The paper covered certain aspects of thermal runaway that I think should be considered when designing a battery system to be safe and to prevent cell-to-cell propagation (i.e. the statistical variability of total energy release and the energy fractions). From an analysis driven design perspective, to meet the aforementioned goals/strategies, several questions come up. What should the cell spacing be? How far apart do they need to be? Do I use an interstitial insulation? Do I use a heatsink? How do I move the heat around to prevent cell-to-cell propagation? What is the best way to optimize that design? Particularly in space exploration and aerospace in general, mass and volume are essential. You don’t want unnecessary mass with your thermal management system, but at the same time you need your safety margin. The right balance is imperative.

What technologies need to be developed to engineer safer lithium ion batteries and where do we go from here?

We need to continue developing technology that helps us understand thermal runaway until we can effectively prevent thermal runaway altogether.

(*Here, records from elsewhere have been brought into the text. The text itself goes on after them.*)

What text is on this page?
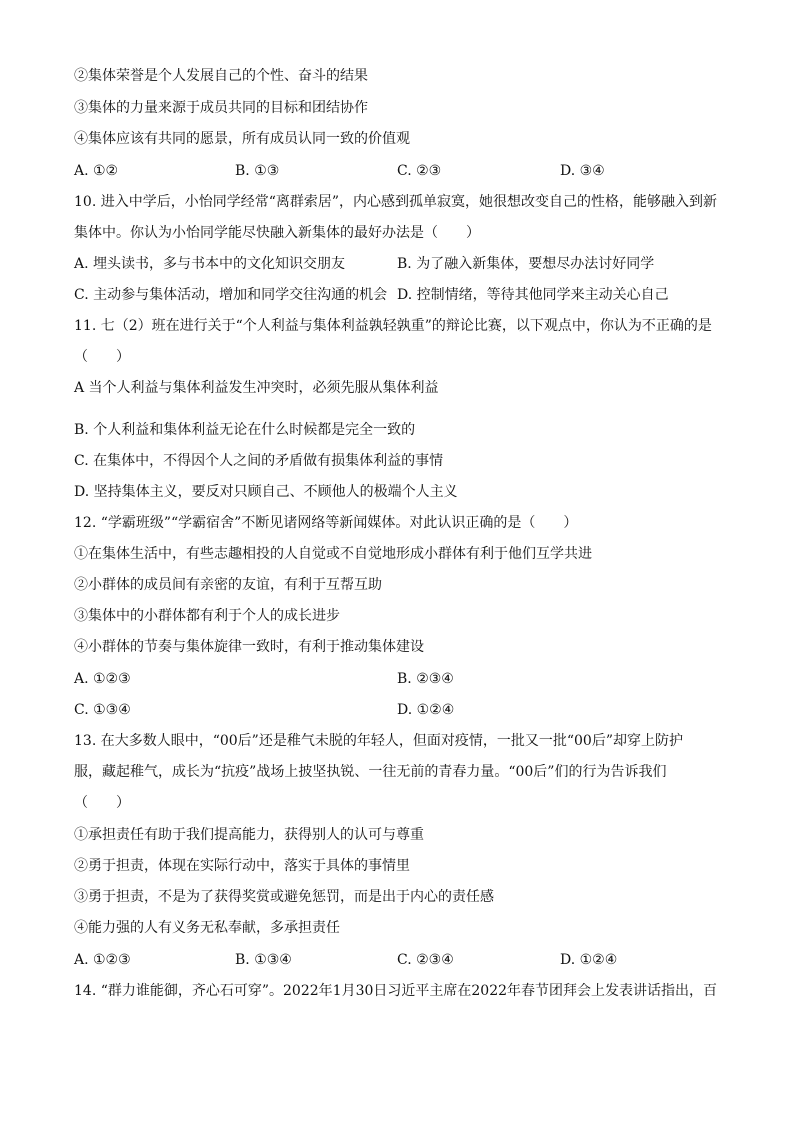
②集体荣誉是个人发展自己的个性、奋斗的结果
③集体的力量来源于成员共同的目标和团结协作
④集体应该有共同的愿景，所有成员认同一致的价值观
A. ①②	B. ①③	C. ②③	D. ③④
10. 进入中学后，小怡同学经常“离群索居”，内心感到孤单寂寞，她很想改变自己的性格，能够融入到新
集体中。你认为小怡同学能尽快融入新集体的最好办法是（　　）
A. 埋头读书，多与书本中的文化知识交朋友	B. 为了融入新集体，要想尽办法讨好同学
C. 主动参与集体活动，增加和同学交往沟通的机会 D. 控制情绪，等待其他同学来主动关心自己
11. 七（2）班在进行关于“个人利益与集体利益孰轻孰重”的辩论比赛，以下观点中，你认为不正确的是
（　　）
A 当个人利益与集体利益发生冲突时，必须先服从集体利益
B. 个人利益和集体利益无论在什么时候都是完全一致的
C. 在集体中，不得因个人之间的矛盾做有损集体利益的事情
D. 坚持集体主义，要反对只顾自己、不顾他人的极端个人主义
12. “学霸班级”“学霸宿舍”不断见诸网络等新闻媒体。对此认识正确的是（　　）
①在集体生活中，有些志趣相投的人自觉或不自觉地形成小群体有利于他们互学共进
②小群体的成员间有亲密的友谊，有利于互帮互助
③集体中的小群体都有利于个人的成长进步
④小群体的节奏与集体旋律一致时，有利于推动集体建设
A. ①②③	B. ②③④
C. ①③④	D. ①②④
13. 在大多数人眼中，“00后”还是稚气未脱的年轻人，但面对疫情，一批又一批“00后”却穿上防护
服，藏起稚气，成长为“抗疫”战场上披坚执锐、一往无前的青春力量。“00后”们的行为告诉我们
（　　）
①承担责任有助于我们提高能力，获得别人的认可与尊重
②勇于担责，体现在实际行动中，落实于具体的事情里
③勇于担责，不是为了获得奖赏或避免惩罚，而是出于内心的责任感
④能力强的人有义务无私奉献，多承担责任
A. ①②③	B. ①③④	C. ②③④	D. ①②④
14. “群力谁能御，齐心石可穿”。2022年1月30日习近平主席在2022年春节团拜会上发表讲话指出，百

Until we can prevent it, we have to plan for it. We learned a lot about thermal runaway with our initial FTRC study, but there is still much to be learned. Step one is continuing learning more about the impacts of cell design features on the thermal runaway response through testing of statistically significant quantities of cells.

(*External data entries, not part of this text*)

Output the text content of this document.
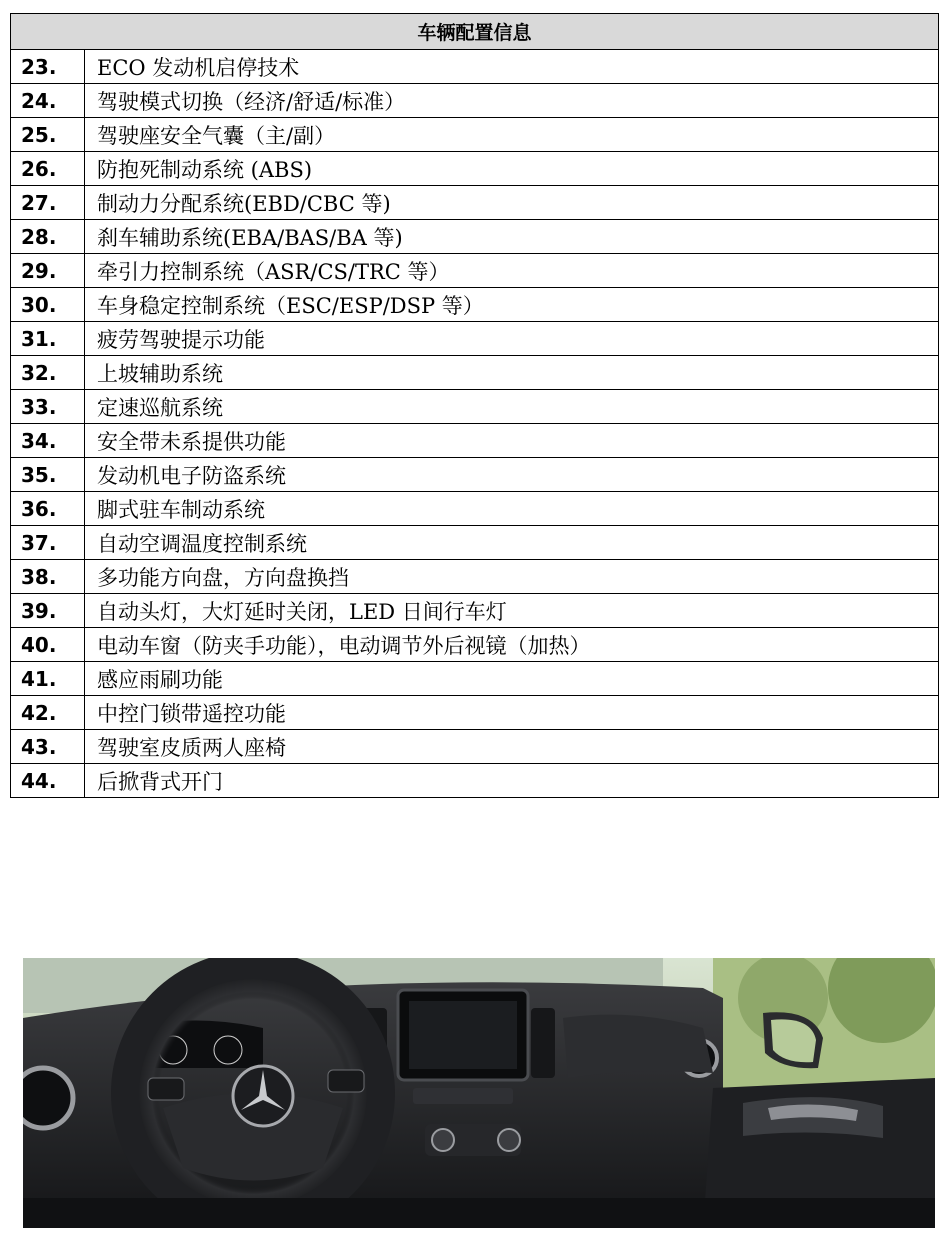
车辆配置信息	
23.	ECO 发动机启停技术
24.	驾驶模式切换（经济/舒适/标准）
25.	驾驶座安全气囊（主/副）
26.	防抱死制动系统 (ABS)
27.	制动力分配系统(EBD/CBC 等)
28.	刹车辅助系统(EBA/BAS/BA 等)
29.	牵引力控制系统（ASR/CS/TRC 等）
30.	车身稳定控制系统（ESC/ESP/DSP 等）
31.	疲劳驾驶提示功能
32.	上坡辅助系统
33.	定速巡航系统
34.	安全带未系提供功能
35.	发动机电子防盗系统
36.	脚式驻车制动系统
37.	自动空调温度控制系统
38.	多功能方向盘，方向盘换挡
39.	自动头灯，大灯延时关闭，LED 日间行车灯
40.	电动车窗（防夹手功能），电动调节外后视镜（加热）
41.	感应雨刷功能
42.	中控门锁带遥控功能
43.	驾驶室皮质两人座椅
44.	后掀背式开门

Right now, we’re limited by the mass and volume impacts of battery thermal management system designed to protect against thermal runaway. General cell protection components, heat sinking, insulating, and/or cooling, that gets heavy. When you’re talking about automobiles, military applications, and spacecraft—where mass and volume are major drivers—that’s a problem and you’re forever limiting your potential energy and power densities. But what if we didn’t need a thermal management system designed for thermal runaway protection? There are companies out there developing technologies and new cell level materials that effectively prevent thermal runaway altogether or make it very unlikely to happen. With the threat of thermal runaway further reduced removed from the equation altogether, could we significantly reduce the mass of battery thermal management systems, and unlock the potential for higher energy and power densities? My hope is that one day we will be able to buy Li-ion cells right off the shelf with the materials built in that reduce the overall risk of thermal runaway or even prevent thermal runaway altogether.